Brisson Élisabeth, Fournier Bernard, Tual François-Gildas, Beethoven et après. Fayard, Paris 2020 [240 p. ; ISBN 978-2-213-71658-9 ; 15 €]

Ce livre, « Beethoven et après », pour le deux-cent-cinquantième anniversaire de son décès, entend traiter de la mythification du compositeur, de ce qu’on peut dire réellement de son autobiographie dégagée de la fiction ou des fantasmes (Élisabeth Brisson), de sa modernité (Bernard Fournier), et son héritage, à la fois dans les arrangements, dont ceux du compositeur lui-même ou supervisée par lui, et dans les « utilisations postérieures ».

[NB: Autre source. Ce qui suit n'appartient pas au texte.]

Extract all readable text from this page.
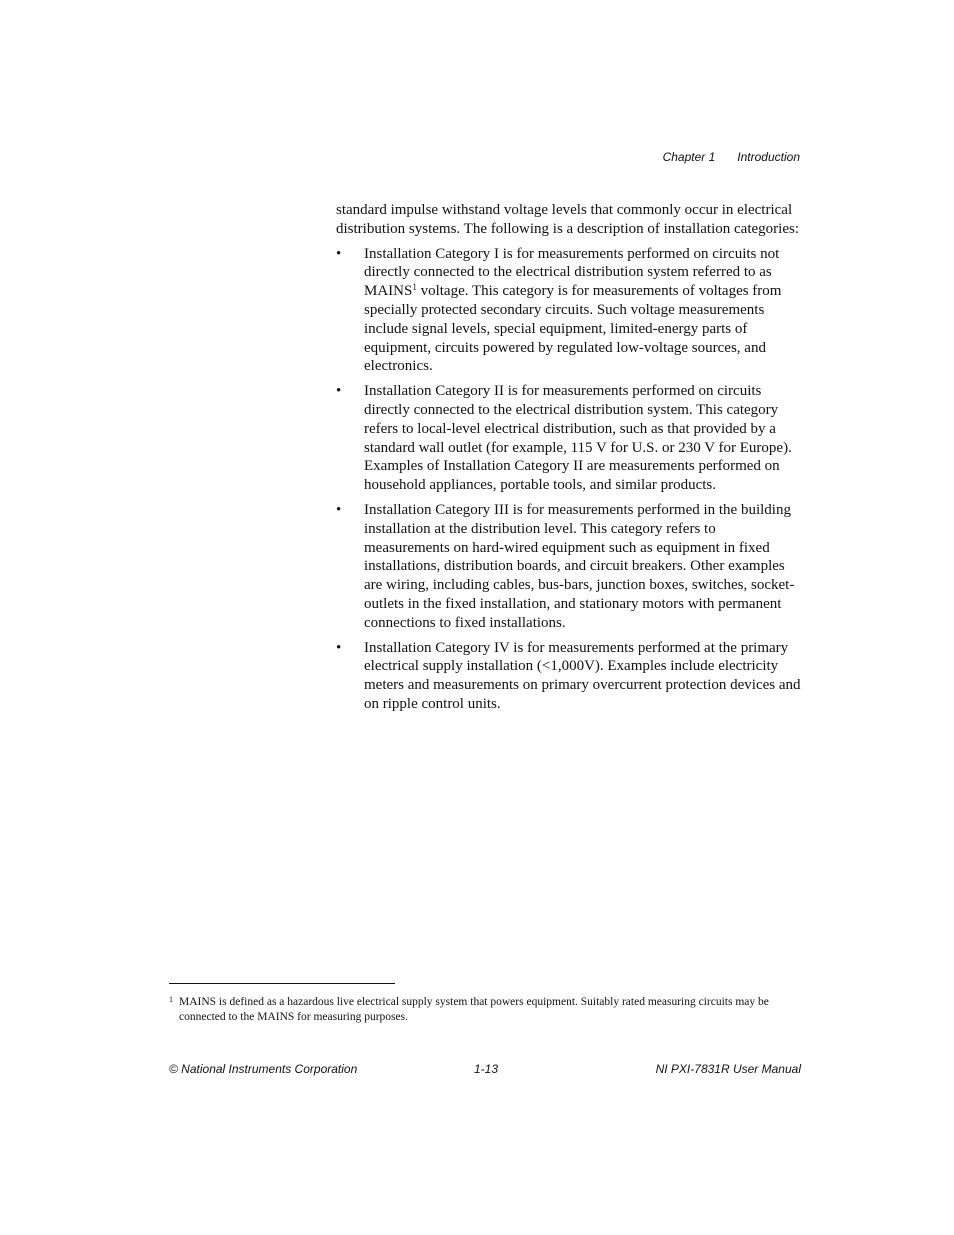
Chapter 1 Introduction

standard impulse withstand voltage levels that commonly occur in electrical distribution systems. The following is a description of installation categories:

•	Installation Category I is for measurements performed on circuits not directly connected to the electrical distribution system referred to as MAINS$^1$ voltage. This category is for measurements of voltages from specially protected secondary circuits. Such voltage measurements include signal levels, special equipment, limited-energy parts of equipment, circuits powered by regulated low-voltage sources, and electronics.
•	Installation Category II is for measurements performed on circuits directly connected to the electrical distribution system. This category refers to local-level electrical distribution, such as that provided by a standard wall outlet (for example, 115 V for U.S. or 230 V for Europe). Examples of Installation Category II are measurements performed on household appliances, portable tools, and similar products.
•	Installation Category III is for measurements performed in the building installation at the distribution level. This category refers to measurements on hard-wired equipment such as equipment in fixed installations, distribution boards, and circuit breakers. Other examples are wiring, including cables, bus-bars, junction boxes, switches, socket-outlets in the fixed installation, and stationary motors with permanent connections to fixed installations.
•	Installation Category IV is for measurements performed at the primary electrical supply installation (<1,000V). Examples include electricity meters and measurements on primary overcurrent protection devices and on ripple control units.
1 MAINS is defined as a hazardous live electrical supply system that powers equipment. Suitably rated measuring circuits may be connected to the MAINS for measuring purposes.
© National Instruments Corporation	1-13	NI PXI-7831R User Manual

Comme c’est quasi toujours le cas pour cette petite (en pages) collection Fayard, un tel programme ne peut être mené qu’au pas de charge et coups de sabre. Une attitude historienne qui nous semble peu construite n’arrange pas les choses.

Le propos commence de manière alléchante : dès la mort du compositeur, sa biographie a été un enjeu. Un enjeu de pouvoir individuel à qui serait le mieux placé pour raconter le personnage, mais aussi des enjeux idéologiques. De fait la biographie de Beethoven est lestée d’une gangue fantasque qui invite à revenir à la pureté des sources pour n’en dire que ce qu’elles permettent d’en dire. Pour se faire, l’auteure agence son texte en courtes stations ou épisodes, autour d’œuvres repères, ou de la vie du musicien, tels le testament d’Heiligenstadt ou « La lettre à l'immortelle bien-aimée ».

Mais tout écrit d’histoire, surtout la littéraire biographie, est une opération idéologique, si on croit pouvoir s’y soustraire, on fait entrer par la fenêtre ce qu’on a fait sortir pas la porte. Élisabeth Brisson ne manque pas de prêter à Beethoven une psychologie d’homme se pensant être hors normes, quittant la trop frivole Giulietta Guicciardi page 48, car « il sait que, comme Prométhée […], il doit s’isoler et se concentrer sur ses œuvres au lieu de dépenser sa force dans des aspirations ordinaires », et chargeant, page 67, « son ami Ignaz Gleichenstein de lui trouver un bon parti ». Très présent aussi  sa « détresse affective et inquiétude pour l’avenir », voire la « dépression morale ».

L’auteure est certes inspirée par les carnets de Beethoven et autres documents de première main, mais ce sont des contenus qu’il convient de critiquer. Nous n’écrivons pas la vérité ; nous ne sommes pas ce que nous écrivons ou disons de nous-mêmes. Nous n’écrivons pas sur ce qui est évident, et nous ne sommes pas les meilleurs témoins de nous-mêmes.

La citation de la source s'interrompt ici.